Dáil debates

Thursday, 18 May 2017

Topical Issue Debate

Special Educational Needs Service Provision

5:40 pm

Photo of Seán FlemingSeán Fleming (Laois, Fianna Fail) | Oireachtas source

I wish to raise the issue of what I believe is discrimination against children who started primary school in 2016 and those who will start in 2017 from consideration and allocation of resources under the new special education teaching resource model. The Minister will be aware that I raised this with the Minister in a parliamentary question on 3 May 2017 on this very topic. Parents and teachers who are concerned about the new system have told me that it is a new system of combining what was learning support, which was specific to the needs of a particular child, and high incidence special education needs. These are now being combined under this new special education resource teaching model. That might sound well and good, but my problem, and that of many parents and teachers, is the assessment upon which the information is based. The problem is going to be very serious for the first two years. The difficulty is that the Department has made allocations to schools which are fairly rigid for the next two years. It would be an extraordinarily exceptional situation for a school to be able to make a case to win an appeal to have its allocation changed under this model.

Last autumn, schools were asked to submit information and the allocation was announced on 7 March 2017. The circulars that were issued from the Department, one to the primary schools and the other to second level schools, outlining the full details of the scheme and a letter followed on how to go about an appeal.

The issue I am highlighting is that children who started in 2016 did not have any medical or professional assessment at that point, so their needs could not have been taken into consideration when these matters were being considered last winter and before the allocation was announced in March this year. They had not yet found their way into the system, they were brand new in their new schools in junior infants. That is a very bad situation but we will also find that children with specific problems starting next September who have not had a previous diagnosis will find there is no extra allocation in their schools.

What confounded me about the Minister's reply to the parliamentary question is that when I highlighted those two specific issues, the Minister said, "The new allocations to schools will include provision to support all pupils in the schools, including where a child receives a diagnosis after the allocation is received by a school, or where there are newly enrolling pupils to the school." He is saying that the allocation will include those whose information was not there, because they did not have a diagnosis.

The Minister went on to say, "For students who start school from September 2017, with a specific diagnosis, either in junior infants or transferring from another school, the resources they need will already be in the school under the new model." The Minister is telling me, the parents and the teachers that he is psychic - that was the school's response to me. The Minister had made an allocation based on the information he had last year and in his written reply he said that if children starting in 2017 have a specific diagnosis, the resources will already be there based on the previous allocation which he had issued.
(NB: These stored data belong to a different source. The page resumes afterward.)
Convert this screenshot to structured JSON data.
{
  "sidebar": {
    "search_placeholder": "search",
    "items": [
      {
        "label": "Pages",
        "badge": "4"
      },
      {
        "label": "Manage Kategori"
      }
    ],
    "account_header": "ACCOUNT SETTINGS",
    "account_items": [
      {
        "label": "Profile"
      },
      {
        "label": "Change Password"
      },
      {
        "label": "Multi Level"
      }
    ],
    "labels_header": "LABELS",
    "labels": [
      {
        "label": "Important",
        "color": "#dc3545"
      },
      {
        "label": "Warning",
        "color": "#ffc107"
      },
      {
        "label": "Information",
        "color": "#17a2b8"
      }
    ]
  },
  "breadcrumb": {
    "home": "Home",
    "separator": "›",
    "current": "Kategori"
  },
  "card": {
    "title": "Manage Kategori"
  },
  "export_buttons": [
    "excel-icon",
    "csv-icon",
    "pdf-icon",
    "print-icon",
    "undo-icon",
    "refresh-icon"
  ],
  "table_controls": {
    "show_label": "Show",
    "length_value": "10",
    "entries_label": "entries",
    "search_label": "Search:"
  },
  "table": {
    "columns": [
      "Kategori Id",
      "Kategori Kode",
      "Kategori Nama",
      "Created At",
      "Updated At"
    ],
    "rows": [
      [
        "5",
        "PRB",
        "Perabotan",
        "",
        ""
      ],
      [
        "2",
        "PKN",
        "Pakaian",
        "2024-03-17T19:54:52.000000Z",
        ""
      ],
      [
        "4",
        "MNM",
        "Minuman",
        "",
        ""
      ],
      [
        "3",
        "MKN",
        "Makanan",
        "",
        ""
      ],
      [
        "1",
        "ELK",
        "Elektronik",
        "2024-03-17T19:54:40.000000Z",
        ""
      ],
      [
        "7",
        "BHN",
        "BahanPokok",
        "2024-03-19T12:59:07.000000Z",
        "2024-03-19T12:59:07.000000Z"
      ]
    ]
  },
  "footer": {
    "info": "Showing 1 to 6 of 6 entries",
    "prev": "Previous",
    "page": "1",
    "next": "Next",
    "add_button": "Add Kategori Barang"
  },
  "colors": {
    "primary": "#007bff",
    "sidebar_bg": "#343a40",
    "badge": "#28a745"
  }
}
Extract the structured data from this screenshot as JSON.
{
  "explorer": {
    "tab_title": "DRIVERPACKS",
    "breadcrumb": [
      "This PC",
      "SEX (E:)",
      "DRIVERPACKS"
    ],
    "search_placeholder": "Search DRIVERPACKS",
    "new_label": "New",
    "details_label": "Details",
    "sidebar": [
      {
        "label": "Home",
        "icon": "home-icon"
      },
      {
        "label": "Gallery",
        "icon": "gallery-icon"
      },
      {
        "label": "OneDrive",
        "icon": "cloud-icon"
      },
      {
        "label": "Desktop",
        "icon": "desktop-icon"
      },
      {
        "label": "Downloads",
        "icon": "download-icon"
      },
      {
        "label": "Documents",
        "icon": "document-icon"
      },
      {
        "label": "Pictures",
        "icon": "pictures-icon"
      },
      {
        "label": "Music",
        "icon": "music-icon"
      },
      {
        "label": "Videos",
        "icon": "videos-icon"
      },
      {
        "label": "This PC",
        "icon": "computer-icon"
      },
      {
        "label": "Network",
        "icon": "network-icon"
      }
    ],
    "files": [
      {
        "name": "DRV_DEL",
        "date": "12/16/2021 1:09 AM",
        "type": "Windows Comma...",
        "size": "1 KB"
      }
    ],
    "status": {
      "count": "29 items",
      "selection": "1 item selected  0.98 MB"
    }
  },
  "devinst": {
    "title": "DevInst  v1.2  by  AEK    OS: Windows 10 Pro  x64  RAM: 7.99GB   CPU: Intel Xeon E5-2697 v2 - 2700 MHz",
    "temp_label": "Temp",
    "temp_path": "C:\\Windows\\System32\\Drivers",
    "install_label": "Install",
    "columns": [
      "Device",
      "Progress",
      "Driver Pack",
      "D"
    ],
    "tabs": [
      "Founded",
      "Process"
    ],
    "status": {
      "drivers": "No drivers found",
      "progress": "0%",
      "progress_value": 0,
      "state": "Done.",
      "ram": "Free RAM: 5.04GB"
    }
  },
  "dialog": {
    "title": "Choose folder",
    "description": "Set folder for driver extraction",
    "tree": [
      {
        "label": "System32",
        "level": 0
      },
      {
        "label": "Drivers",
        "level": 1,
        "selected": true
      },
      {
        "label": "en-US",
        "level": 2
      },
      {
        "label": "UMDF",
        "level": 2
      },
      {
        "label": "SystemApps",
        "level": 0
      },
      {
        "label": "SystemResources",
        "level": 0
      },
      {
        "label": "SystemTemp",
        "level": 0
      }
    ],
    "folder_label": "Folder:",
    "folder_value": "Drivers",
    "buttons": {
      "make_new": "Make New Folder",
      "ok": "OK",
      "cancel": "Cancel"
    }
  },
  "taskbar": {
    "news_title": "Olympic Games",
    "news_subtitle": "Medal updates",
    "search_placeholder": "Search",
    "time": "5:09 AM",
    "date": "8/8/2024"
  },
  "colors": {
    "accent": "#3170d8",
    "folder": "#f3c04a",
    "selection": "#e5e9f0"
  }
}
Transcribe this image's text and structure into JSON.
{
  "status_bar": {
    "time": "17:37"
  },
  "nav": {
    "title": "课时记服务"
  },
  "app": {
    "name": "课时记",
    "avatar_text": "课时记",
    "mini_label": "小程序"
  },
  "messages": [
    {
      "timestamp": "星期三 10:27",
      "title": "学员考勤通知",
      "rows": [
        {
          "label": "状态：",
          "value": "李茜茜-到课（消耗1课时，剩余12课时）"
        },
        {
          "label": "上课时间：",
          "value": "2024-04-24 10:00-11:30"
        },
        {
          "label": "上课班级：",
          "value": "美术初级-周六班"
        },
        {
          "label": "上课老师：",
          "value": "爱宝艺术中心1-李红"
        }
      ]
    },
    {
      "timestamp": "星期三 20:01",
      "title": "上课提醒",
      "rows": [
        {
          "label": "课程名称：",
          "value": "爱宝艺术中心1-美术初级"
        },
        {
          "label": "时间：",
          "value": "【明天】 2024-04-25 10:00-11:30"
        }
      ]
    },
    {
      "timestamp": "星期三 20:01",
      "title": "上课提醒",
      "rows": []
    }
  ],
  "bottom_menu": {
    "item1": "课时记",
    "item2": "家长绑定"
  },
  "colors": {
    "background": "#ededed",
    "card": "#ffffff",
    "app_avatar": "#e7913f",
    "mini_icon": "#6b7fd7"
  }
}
The Minister is saying he knew those children were going to present. He did not know they were going to present, he could not have known they were going to present. Reading that, the school principal said that the only way the Minister could know that is if he thinks he is psychic. I want the Minister to be flexible with the appeals system. That is it in a nutshell. There is no other route for parents to get this matter administered. I do not want a rigid appeals system, I want flexibility.